Nigeria needs about 84 billion dollars annually to close its infrastructure gap, but has an annual total government appropriation of about 40 billion dollars and spends over ninety percent of its revenue on debt servicing. This is largely responsible for the inability of government to meet its infrastructure needs. It therefore needs a private sector driven partnership to fund its infrastructure development.

It is on record that past administrations had tried to bridge the infrastructure gap in collaboration with the private sector, but the deficit is yet to be overcome due to years of neglect under the military government.

In a bid to tackle the challenge head on, the immediate past administration of President Buhari adopted the National Infrastructure Master Plan and the National Development Plan, as long and medium-term strategies to bridge the infrastructure gap. It also established the Infrastructure Corporation of Nigeria, a 15 trillion-naira fund, aimed at driving Public-Private Partnership investments in infrastructure in Nigeria.

The government equally showed commitment to rebuilding infrastructure as it allocated 5.96 trillion naira to capital expenditure in the 2022 budget. It also embarked on 11,800 new projects, as well as continued old ones.

These projects involved the construction of new schools, hospitals, roads, bridges, houses, energy, and telecommunication infrastructure, despite the Covid-19 pandemic which came with its attendant challenges.

Fuel subsidy has become a parasite to the Nigerian economy, which the new administration of President Bola Ahmed Tinubu has promised to remove if growth in the economy was to occur. Many believe that its removal may see Nigerians paying more for premium spirit known as petrol, from the present 195-naira pump price. Economists have however posited that removal of the petrol subsidy will help save the country 250- billion naira monthly and three trillion naira annually. This could be ploughed into the provision of more infrastructure for the benefit all.

The construction of new and rehabilitation of decaying roads, rails, bridges, airports and ports will facilitate trade and commerce, creating job opportunities and stimulating economic growth.

Perhaps the most important of all infrastructure is power. No wonder the President of the African Development Bank, Akinwumi Adesina once said, “To stay in power, African leaders need to give power. Africa is tired of being in the dark!” Access to electricity is critical for Nigeria’s economic growth and development.

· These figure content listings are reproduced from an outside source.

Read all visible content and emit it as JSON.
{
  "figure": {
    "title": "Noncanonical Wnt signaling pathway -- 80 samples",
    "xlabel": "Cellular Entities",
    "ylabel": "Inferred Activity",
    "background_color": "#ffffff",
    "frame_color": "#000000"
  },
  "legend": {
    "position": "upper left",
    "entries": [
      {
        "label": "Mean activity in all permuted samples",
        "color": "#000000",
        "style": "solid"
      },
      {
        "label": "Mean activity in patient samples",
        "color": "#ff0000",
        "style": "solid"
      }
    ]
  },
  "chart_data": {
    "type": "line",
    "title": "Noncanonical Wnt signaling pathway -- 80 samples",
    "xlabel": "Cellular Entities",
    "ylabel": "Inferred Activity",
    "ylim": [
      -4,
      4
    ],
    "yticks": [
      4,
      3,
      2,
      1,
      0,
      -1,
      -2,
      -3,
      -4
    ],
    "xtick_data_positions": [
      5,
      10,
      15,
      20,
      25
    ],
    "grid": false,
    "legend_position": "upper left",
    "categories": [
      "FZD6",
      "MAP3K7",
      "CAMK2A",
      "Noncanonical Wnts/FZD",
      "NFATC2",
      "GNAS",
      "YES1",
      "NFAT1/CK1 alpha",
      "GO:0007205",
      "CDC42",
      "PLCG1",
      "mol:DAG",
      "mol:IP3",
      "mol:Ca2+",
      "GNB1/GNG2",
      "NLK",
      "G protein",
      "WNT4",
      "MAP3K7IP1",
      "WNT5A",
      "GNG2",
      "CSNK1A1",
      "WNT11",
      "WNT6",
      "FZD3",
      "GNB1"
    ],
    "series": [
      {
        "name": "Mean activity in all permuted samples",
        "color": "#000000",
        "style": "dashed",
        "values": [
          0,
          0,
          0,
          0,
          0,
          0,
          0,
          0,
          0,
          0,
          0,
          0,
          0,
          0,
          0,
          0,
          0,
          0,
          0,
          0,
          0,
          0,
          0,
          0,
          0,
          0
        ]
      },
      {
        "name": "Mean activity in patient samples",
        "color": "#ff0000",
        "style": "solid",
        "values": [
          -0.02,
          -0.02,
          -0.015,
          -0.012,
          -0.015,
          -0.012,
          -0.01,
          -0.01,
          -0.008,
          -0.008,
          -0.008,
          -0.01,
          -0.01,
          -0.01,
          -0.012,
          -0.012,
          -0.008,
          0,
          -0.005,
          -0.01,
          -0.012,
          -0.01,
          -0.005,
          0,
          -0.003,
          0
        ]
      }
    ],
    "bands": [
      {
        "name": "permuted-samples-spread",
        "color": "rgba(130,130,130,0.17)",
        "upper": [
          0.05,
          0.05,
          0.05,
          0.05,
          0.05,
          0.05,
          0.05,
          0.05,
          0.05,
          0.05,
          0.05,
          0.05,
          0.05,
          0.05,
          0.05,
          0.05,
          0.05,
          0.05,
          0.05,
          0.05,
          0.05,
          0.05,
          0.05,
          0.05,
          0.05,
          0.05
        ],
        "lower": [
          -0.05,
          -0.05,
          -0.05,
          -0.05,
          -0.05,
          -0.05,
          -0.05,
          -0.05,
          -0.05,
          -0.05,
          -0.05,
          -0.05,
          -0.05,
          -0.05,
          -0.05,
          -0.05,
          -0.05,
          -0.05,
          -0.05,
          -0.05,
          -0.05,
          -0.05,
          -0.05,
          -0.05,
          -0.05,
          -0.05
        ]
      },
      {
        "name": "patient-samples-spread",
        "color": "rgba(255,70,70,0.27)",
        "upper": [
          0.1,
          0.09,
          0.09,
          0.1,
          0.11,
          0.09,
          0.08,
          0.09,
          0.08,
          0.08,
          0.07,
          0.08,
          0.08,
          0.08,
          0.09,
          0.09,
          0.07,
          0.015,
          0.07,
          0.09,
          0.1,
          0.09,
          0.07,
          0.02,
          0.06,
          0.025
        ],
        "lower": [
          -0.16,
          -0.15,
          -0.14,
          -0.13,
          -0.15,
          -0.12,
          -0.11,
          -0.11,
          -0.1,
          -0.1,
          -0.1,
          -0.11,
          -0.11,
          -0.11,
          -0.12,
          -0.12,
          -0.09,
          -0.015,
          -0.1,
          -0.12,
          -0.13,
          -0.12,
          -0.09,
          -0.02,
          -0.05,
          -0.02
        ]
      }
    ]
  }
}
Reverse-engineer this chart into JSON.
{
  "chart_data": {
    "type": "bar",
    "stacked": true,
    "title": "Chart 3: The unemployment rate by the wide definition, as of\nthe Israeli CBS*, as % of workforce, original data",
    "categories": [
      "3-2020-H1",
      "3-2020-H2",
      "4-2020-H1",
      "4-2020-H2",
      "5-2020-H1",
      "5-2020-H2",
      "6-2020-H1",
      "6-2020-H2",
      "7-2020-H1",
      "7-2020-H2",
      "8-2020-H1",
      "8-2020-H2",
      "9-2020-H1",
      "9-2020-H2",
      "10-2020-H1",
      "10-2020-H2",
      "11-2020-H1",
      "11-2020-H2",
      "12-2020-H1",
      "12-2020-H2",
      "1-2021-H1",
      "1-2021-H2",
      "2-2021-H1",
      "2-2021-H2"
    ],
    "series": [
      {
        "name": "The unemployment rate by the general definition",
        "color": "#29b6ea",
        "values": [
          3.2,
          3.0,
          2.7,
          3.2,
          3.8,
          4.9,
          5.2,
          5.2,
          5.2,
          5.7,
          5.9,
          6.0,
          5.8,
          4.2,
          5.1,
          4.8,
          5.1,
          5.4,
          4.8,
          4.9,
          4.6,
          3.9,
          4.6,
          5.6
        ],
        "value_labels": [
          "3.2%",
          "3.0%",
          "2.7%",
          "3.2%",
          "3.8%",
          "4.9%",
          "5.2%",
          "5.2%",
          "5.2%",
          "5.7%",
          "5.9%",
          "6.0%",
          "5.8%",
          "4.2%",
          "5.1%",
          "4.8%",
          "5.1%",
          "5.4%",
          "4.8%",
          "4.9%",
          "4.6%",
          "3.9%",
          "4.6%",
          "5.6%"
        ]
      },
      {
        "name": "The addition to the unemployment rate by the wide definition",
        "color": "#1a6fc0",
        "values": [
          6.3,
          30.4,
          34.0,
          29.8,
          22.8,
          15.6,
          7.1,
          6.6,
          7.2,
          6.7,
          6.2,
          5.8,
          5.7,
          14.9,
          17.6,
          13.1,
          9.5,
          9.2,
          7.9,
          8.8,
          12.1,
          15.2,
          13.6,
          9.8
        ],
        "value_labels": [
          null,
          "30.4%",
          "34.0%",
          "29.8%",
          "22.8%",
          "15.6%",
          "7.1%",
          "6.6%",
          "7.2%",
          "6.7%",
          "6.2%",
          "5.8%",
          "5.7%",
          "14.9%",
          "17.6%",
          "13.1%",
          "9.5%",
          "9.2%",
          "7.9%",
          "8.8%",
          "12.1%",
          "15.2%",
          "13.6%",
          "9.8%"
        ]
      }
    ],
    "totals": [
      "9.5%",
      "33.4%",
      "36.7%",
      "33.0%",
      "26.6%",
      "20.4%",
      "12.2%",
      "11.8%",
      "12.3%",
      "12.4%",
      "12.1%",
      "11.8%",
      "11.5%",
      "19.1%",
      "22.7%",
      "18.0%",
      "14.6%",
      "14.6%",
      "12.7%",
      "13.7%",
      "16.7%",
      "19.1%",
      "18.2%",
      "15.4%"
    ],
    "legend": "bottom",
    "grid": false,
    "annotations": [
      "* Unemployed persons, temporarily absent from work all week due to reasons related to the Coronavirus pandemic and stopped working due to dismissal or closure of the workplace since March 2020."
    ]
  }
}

Improved healthcare leads to better national productivity. Nigeria needs more attention to be paid to this area. The then Obasanjo administration launched the National Health Insurance Scheme to subsidize healthcare for all. The scheme involved the construction of several facilities nationwide, which helped improve access to healthcare services. Nevertheless, the challenges Nigerians face today in the health sector have continued to evolve.

Major among them is the massive exodus of qualified doctors and nurses from Nigeria to other countries. Nigeria now trains medical practitioners only to lose them to climes that appear to take workers’ welfare more seriously. In this case, building state-of-the-art health facilities will be useless without the brains to operate them.

Therefore, the new administration must focus on the welfare of health workers as a motivated workforce will do “wonders” for Nigeria’s health sector.

In October 2022, Nigerian Universities resumed after an eight-month strike over poor lecturers’ welfare. Industrial actions are not new. Neither are the catastrophic consequences such standstills inflict on the economy. University workers’ strikes have been a perennial challenge for almost every administration since 1988. The Tinubu administration will therefore need to find a lasting solution to such occurrences. The recurring issues that lead to strikes, which are not new, need to be urgently addressed by the new administration.

Nigeria is a reservoir of successes and challenges. The new government therefore needs to hit the ground running by appointing credible technocrats to handle all the socio economic sectors of the country. Nigerians look forward to seeing changes for the better under the new administration.